Lycoming Career and Technology Center is a small suburban, public, career training center located in Hughesville, Pennsylvania. The School serves the residents of five local public school districts: East Lycoming School District, Loyalsock Township School District, Montoursville Area School District, Muncy School District and Warrior Run School District. Lycoming Career and Technology Center is located on the campus of Hughesville Junior Senior High School in the East Lycoming School District. Non-public school students who live in one of the five participating districts are able to attend the school. Lycoming Career and Technology Center is one of 80 public technology schools operating in Pennsylvania.

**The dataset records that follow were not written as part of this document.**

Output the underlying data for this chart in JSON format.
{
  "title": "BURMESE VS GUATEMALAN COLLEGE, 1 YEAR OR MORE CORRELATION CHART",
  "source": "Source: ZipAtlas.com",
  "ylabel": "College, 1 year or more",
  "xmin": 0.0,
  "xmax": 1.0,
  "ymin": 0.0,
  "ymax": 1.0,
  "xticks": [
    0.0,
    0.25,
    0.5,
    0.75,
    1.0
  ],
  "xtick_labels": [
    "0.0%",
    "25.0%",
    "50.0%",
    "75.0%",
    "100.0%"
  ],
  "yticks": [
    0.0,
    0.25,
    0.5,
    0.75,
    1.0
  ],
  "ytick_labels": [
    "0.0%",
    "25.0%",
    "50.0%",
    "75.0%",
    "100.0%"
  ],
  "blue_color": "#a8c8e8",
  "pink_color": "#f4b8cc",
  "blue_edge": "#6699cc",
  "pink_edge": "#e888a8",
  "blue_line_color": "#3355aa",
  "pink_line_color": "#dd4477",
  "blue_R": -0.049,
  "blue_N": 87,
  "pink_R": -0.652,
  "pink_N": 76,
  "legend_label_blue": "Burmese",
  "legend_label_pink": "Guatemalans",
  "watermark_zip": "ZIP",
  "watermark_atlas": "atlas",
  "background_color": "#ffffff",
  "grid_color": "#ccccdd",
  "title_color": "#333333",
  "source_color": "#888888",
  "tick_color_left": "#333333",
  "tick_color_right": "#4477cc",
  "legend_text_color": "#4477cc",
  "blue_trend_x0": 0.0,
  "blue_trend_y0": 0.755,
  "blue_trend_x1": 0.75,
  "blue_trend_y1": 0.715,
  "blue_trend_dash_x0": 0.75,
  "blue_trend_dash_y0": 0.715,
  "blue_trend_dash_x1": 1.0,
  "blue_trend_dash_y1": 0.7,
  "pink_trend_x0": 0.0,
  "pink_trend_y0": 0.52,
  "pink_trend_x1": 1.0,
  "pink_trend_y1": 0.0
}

Lycoming Career and Technology Center offers a choice of three different attendance options. Students may enroll in one-year or two-year half-day programs. A third program offers Work Experience Programs. Students attend their home school for basic academics required for graduation, like literature, science, civics and math. Students graduate from their home district. Lycoming Career and Technology Center also offers evening and weekend adult continuing education programs.

==Programs==
- Culinary Arts
- Drafting & Design
- Criminal Justice
- Health Careers
- Early Childhood Education
- Automotive Tech
- Computer Service Technology
- Automotive Technology
- Construction Technology

Students take the appropriate NOCTI exams offered by the National Occupational Competency Testing Institute. They can also participate in the annual SkillsUSA competitions.